By the time I was 13 — a year after Windows 95’s release — computers WERE my life. Other than acting (my after school activity that became a much bigger part of my life as I got older), computers and the internet were my passion and obsession.
That first web page in January 1996 led to many more and I needed more storage space from GeoCities (b/c 2MB is not enough!) and became a Teen Community Leader — meaning I was unpaid tech support and also responsible for content moderation.

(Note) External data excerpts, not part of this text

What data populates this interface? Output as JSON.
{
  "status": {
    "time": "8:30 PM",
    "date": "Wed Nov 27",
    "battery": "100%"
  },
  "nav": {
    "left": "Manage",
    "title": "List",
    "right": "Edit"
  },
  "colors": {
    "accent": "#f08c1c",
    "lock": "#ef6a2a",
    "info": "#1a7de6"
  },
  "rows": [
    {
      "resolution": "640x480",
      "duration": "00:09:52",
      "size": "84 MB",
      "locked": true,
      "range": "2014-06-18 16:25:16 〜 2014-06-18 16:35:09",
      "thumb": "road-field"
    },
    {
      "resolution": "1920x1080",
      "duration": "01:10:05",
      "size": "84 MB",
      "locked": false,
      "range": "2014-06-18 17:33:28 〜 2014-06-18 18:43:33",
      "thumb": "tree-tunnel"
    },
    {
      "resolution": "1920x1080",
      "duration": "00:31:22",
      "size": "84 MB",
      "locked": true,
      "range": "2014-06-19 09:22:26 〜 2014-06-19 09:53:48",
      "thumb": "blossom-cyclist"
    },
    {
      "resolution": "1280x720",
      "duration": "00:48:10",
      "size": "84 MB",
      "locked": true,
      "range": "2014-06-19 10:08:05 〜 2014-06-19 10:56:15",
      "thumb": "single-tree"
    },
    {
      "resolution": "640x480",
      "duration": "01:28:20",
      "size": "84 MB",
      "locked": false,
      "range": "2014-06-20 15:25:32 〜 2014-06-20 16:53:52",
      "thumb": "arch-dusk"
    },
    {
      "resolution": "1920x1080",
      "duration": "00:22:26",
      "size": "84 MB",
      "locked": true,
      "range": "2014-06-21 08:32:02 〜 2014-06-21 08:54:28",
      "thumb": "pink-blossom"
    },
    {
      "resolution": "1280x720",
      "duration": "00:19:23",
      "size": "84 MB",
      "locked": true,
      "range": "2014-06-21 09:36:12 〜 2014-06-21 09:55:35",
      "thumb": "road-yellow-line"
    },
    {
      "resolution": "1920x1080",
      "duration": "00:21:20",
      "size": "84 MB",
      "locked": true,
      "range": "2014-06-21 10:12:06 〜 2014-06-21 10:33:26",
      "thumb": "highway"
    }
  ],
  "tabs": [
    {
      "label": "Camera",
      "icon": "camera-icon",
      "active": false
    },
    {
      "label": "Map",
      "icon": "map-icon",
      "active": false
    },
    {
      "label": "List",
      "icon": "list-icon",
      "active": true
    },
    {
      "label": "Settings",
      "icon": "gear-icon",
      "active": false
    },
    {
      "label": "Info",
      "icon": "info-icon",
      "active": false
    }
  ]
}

I was 13.
The fact that minor children were responsible for reviewing blocks of pages for content/rules violations is of course, insane, but I didn’t care. I got 10MB and a custom short domain. GeoCities sent me an Amazon gift certificate in 1997 that I used for books.
I got a free hat and t-shirt when the company went public, along with 50 shares of stock. When Yahoo bought GeoCities in 1999, that stock became Yahoo stock and I was briefly very rich. My mom wouldn’t let me sell the stock when it was $400 a share (21 years later I’m still mad)
After the GeoCities acquisition, I filled out some feedback about how Yahoo could integrate GeoCities community stuff with Yahoo Groups. They liked my response so much, they included me in a call with engineers snd PMs.
I was now 16 and ecstatic. The call was going great. There was some talk of me coming to Sunnyvale for meet and offer feedback. Would that be an option? They’d pay for my flight. It was then I said I’d need to check with my parents. Silence.
Yahoo was not thrilled to learn that not only was I a minor but that minors had been acting as defacto employees. Today, I’d still get flown out for some sort of developer conference. I’d probably be featured at the event. Back then, the convo just ended. No trip.
Soon after, the Teen Community Leader program ended and the CL program ended altogether not long after. I feel responsible for at least the teen component. Being 16 is tough.
Anyway, that’s a long ass thread except to say that my life forever changed on August 25, 1995. I didn’t even have the damn operating system until January — but Windows 95 changed my life. For that reason, it will forever be my favorite piece of software of all time.